Apple vs Samsung: In a good patent war no one wins

In the 1983 classic movie WarGames, Matthew Broderick hacks into a top secret super-computer and comes close to initiating World War III. The global catastrophe is only avoided when the computer, "Joshua", starts playing Tic Tac Toe against itself and discovers it can’t win, coming to the inevitable conclusion that "the only winning move is not to play."

It’s a film that maybe Apple and Samsung should sit down and watch together. While the jury is still out in their current big Californian patent case, in South Korea, Samsung’s home and just one of several countries where the global lawsuit is being fought, the court has just ruled simultaneously that both firms infringed each other’s patents. And, as a result, ordered them to both pay damages, and imposed sales bans on all related products (none of which are the latest models).

The court ruled that Apple had infringed two patents owned by Samsung, ordered it to pay 40 million won ($35,264) in damages to its rival, and imposed a limited sales ban on four products including the iPhone 4 and iPad 2. It also ruled that Samsung had infringed one of Apple’s patents, ordered it to pay Apple 25m won ($22,040) in damages, and imposed a limited ban on 10 products, including the Galaxy SII and Galaxy Tab.

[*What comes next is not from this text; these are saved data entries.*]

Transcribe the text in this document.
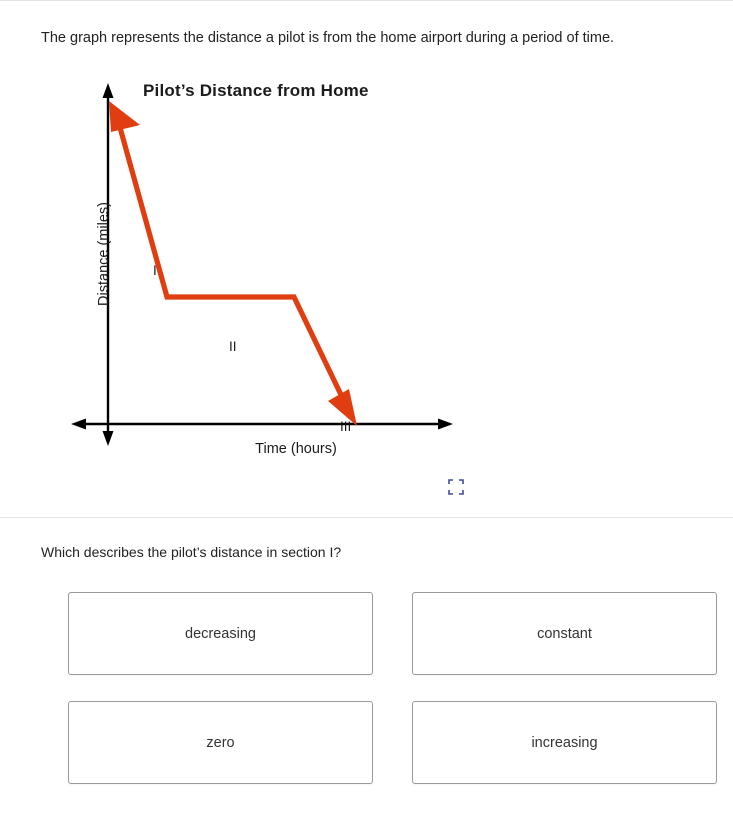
The graph represents the distance a pilot is from the home airport during a period of time.
Pilot’s Distance from Home
Distance (miles)
Time (hours)
I
II
III
Which describes the pilot’s distance in section I?
decreasing	constant
zero	increasing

The way the court system works in South Korea is different from the way it works in the United States. The case is heard in front of a three-judge panel and any appeal, lodged by Apple or Samsung, will result in a complete rehearing of the dispute before an appellate court. If that fails to bring the hearing to a satisfactory conclusion, the case can then be taken to the Supreme Court.

While the damages awarded are clearly small, and nothing compared to the billions being sought in the Californian case, it shows that when two similarly matched companies go head to head, there’s unlikely to be a clear winner. Or, in military terms, it’s probably going to lead to a Mutually Assured Destruction (MAD).

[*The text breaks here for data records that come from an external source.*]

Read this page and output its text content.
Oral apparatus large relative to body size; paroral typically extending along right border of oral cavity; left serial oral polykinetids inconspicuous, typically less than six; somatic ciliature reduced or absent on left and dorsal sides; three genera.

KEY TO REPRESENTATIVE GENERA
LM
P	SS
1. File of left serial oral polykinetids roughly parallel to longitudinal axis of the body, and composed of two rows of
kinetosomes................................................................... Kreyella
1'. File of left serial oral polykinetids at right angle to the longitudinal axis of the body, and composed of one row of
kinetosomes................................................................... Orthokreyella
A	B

While what’s happened in South Korea doesn’t really have a massive bearing in the Californian hearing, it is worth mentioning the judges -- based in Samsung’s home country, remember --  did not feel that Samsung had copied the iPhone with its Galaxy S, one of Apple’s major case points. Reuters quotes a judge as saying: "There are lots of external design similarities between the iPhone and Galaxy S, such as rounded corners and large screens, but these similarities had been documented in previous products. Given that it's very limited to make big design changes in touchscreen based mobile products in general, and the defendant [Samsung] differentiated its products with three buttons in the front and adopted different designs in camera and side, the two products have a different look."

It will be interesting to see if the Californian jury -- based in Apple’s home country and state -- come to the same conclusion.